‘Pet Peeve’

Dear Editor,

Hello, after reading your recent article about the Warren County Humane Society, I have some questions. I feel like the article was more fluff than anything. The humane society needs to start being more transparent like other shelters in the area.

First of all, I understand the idea of making sure the animals are a good fit for the potential adopters. Saying no to some adopters is a difficult, but necessary, task. That being said, it is far too often when people in the shelter industry focus on the negative aspects of the human species and forget that good exists out there. Sometimes we need to give people a chance.

The biggest issue I have is with what is given as the “success rate.” An oddly high number of 97% is given with very little explanation. Does this mean that if one hundred animals come into the humane society, that ninety-seven is adopted successfully? That is impressive if it is true. I understand terms like no-kill and open admission shelter that are used in the article. In order for a shelter to qualify for no-kill status, they must only euthanize for untreatable health and behavior conditions. As far as I know, the Warren County Humane Society does not have any sort of training program to work with dogs that have behavior issues. This is immensely important to get to the no-kill status. Either this means that unsafe animals are being adopted out or that none or very few are coming into the shelter! Both are very odd ideas and, hopefully, unlikely. I also wonder if that rate includes both cats, dogs, and the exotic type animals that go through the shelter.

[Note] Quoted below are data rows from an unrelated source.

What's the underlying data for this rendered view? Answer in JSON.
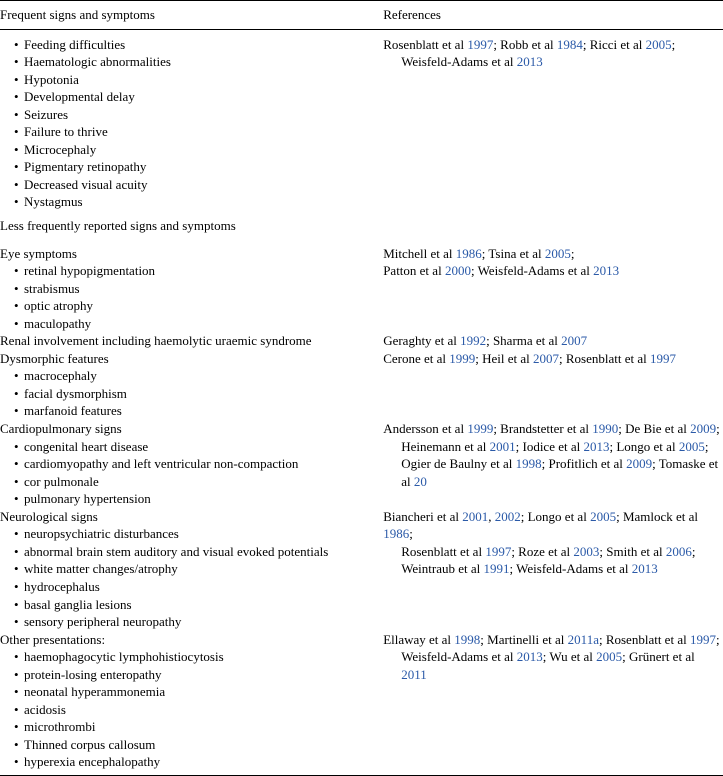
{
  "table": {
    "header": {
      "colA": "Frequent signs and symptoms",
      "colB": "References"
    },
    "subheader_less": "Less frequently reported signs and symptoms",
    "freq_symptoms": [
      "Feeding difficulties",
      "Haematologic abnormalities",
      "Hypotonia",
      "Developmental delay",
      "Seizures",
      "Failure to thrive",
      "Microcephaly",
      "Pigmentary retinopathy",
      "Decreased visual acuity",
      "Nystagmus"
    ],
    "freq_refs": [
      {
        "indent": false,
        "segs": [
          {
            "t": "Rosenblatt et al "
          },
          {
            "t": "1997",
            "cite": true
          },
          {
            "t": "; Robb et al "
          },
          {
            "t": "1984",
            "cite": true
          },
          {
            "t": "; Ricci et al "
          },
          {
            "t": "2005",
            "cite": true
          },
          {
            "t": ";"
          }
        ]
      },
      {
        "indent": true,
        "segs": [
          {
            "t": "Weisfeld-Adams et al "
          },
          {
            "t": "2013",
            "cite": true
          }
        ]
      }
    ],
    "groups": [
      {
        "heading": "Eye symptoms",
        "symptoms": [
          "retinal hypopigmentation",
          "strabismus",
          "optic atrophy",
          "maculopathy"
        ],
        "refs": [
          {
            "indent": false,
            "segs": [
              {
                "t": "Mitchell et al "
              },
              {
                "t": "1986",
                "cite": true
              },
              {
                "t": "; Tsina et al "
              },
              {
                "t": "2005",
                "cite": true
              },
              {
                "t": ";"
              }
            ]
          },
          {
            "indent": false,
            "segs": [
              {
                "t": "Patton et al "
              },
              {
                "t": "2000",
                "cite": true
              },
              {
                "t": "; Weisfeld-Adams et al "
              },
              {
                "t": "2013",
                "cite": true
              }
            ]
          }
        ]
      },
      {
        "heading": "Renal involvement including haemolytic uraemic syndrome",
        "symptoms": [],
        "refs": [
          {
            "indent": false,
            "segs": [
              {
                "t": "Geraghty et al "
              },
              {
                "t": "1992",
                "cite": true
              },
              {
                "t": "; Sharma et al "
              },
              {
                "t": "2007",
                "cite": true
              }
            ]
          }
        ]
      },
      {
        "heading": "Dysmorphic features",
        "symptoms": [
          "macrocephaly",
          "facial dysmorphism",
          "marfanoid features"
        ],
        "refs": [
          {
            "indent": false,
            "segs": [
              {
                "t": "Cerone et al "
              },
              {
                "t": "1999",
                "cite": true
              },
              {
                "t": "; Heil et al "
              },
              {
                "t": "2007",
                "cite": true
              },
              {
                "t": "; Rosenblatt et al "
              },
              {
                "t": "1997",
                "cite": true
              }
            ]
          }
        ]
      },
      {
        "heading": "Cardiopulmonary signs",
        "symptoms": [
          "congenital heart disease",
          "cardiomyopathy and left ventricular non-compaction",
          "cor pulmonale",
          "pulmonary hypertension"
        ],
        "refs": [
          {
            "indent": false,
            "segs": [
              {
                "t": "Andersson et al "
              },
              {
                "t": "1999",
                "cite": true
              },
              {
                "t": "; Brandstetter et al "
              },
              {
                "t": "1990",
                "cite": true
              },
              {
                "t": "; De Bie et al "
              },
              {
                "t": "2009",
                "cite": true
              },
              {
                "t": ";"
              }
            ]
          },
          {
            "indent": true,
            "segs": [
              {
                "t": "Heinemann et al "
              },
              {
                "t": "2001",
                "cite": true
              },
              {
                "t": "; Iodice et al "
              },
              {
                "t": "2013",
                "cite": true
              },
              {
                "t": "; Longo et al "
              },
              {
                "t": "2005",
                "cite": true
              },
              {
                "t": ";"
              }
            ]
          },
          {
            "indent": true,
            "segs": [
              {
                "t": "Ogier de Baulny et al "
              },
              {
                "t": "1998",
                "cite": true
              },
              {
                "t": "; Profitlich et al "
              },
              {
                "t": "2009",
                "cite": true
              },
              {
                "t": "; Tomaske et al "
              },
              {
                "t": "20",
                "cite": true
              }
            ]
          }
        ]
      },
      {
        "heading": "Neurological signs",
        "symptoms": [
          "neuropsychiatric disturbances",
          "abnormal brain stem auditory and visual evoked potentials",
          "white matter changes/atrophy",
          "hydrocephalus",
          "basal ganglia lesions",
          "sensory peripheral neuropathy"
        ],
        "refs": [
          {
            "indent": false,
            "segs": [
              {
                "t": "Biancheri et al "
              },
              {
                "t": "2001",
                "cite": true
              },
              {
                "t": ", "
              },
              {
                "t": "2002",
                "cite": true
              },
              {
                "t": "; Longo et al "
              },
              {
                "t": "2005",
                "cite": true
              },
              {
                "t": "; Mamlock et al "
              },
              {
                "t": "1986",
                "cite": true
              },
              {
                "t": ";"
              }
            ]
          },
          {
            "indent": true,
            "segs": [
              {
                "t": "Rosenblatt et al "
              },
              {
                "t": "1997",
                "cite": true
              },
              {
                "t": "; Roze et al "
              },
              {
                "t": "2003",
                "cite": true
              },
              {
                "t": "; Smith et al "
              },
              {
                "t": "2006",
                "cite": true
              },
              {
                "t": ";"
              }
            ]
          },
          {
            "indent": true,
            "segs": [
              {
                "t": "Weintraub et al "
              },
              {
                "t": "1991",
                "cite": true
              },
              {
                "t": "; Weisfeld-Adams et al "
              },
              {
                "t": "2013",
                "cite": true
              }
            ]
          }
        ]
      },
      {
        "heading": "Other presentations:",
        "symptoms": [
          "haemophagocytic lymphohistiocytosis",
          "protein-losing enteropathy",
          "neonatal hyperammonemia",
          "acidosis",
          "microthrombi",
          "Thinned corpus callosum",
          "hyperexia encephalopathy"
        ],
        "refs": [
          {
            "indent": false,
            "segs": [
              {
                "t": "Ellaway et al "
              },
              {
                "t": "1998",
                "cite": true
              },
              {
                "t": "; Martinelli et al "
              },
              {
                "t": "2011a",
                "cite": true
              },
              {
                "t": "; Rosenblatt et al "
              },
              {
                "t": "1997",
                "cite": true
              },
              {
                "t": ";"
              }
            ]
          },
          {
            "indent": true,
            "segs": [
              {
                "t": "Weisfeld-Adams et al "
              },
              {
                "t": "2013",
                "cite": true
              },
              {
                "t": "; Wu et al "
              },
              {
                "t": "2005",
                "cite": true
              },
              {
                "t": "; Grünert et al "
              },
              {
                "t": "2011",
                "cite": true
              }
            ]
          }
        ]
      }
    ]
  }
}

For context, it would be nice if the humane society would release a yearly report with numbers of animals brought in, adoptions, return to owner, and unsuccessful placement. Most humane societies give this information freely without requests from the public. This would help a lot with the ongoing criticism of the humane society. Less secrecy would go along way to improve the public perception of the Warren County Humane Society. Ultimately, that would be best for both the shelter and the people of Warren County.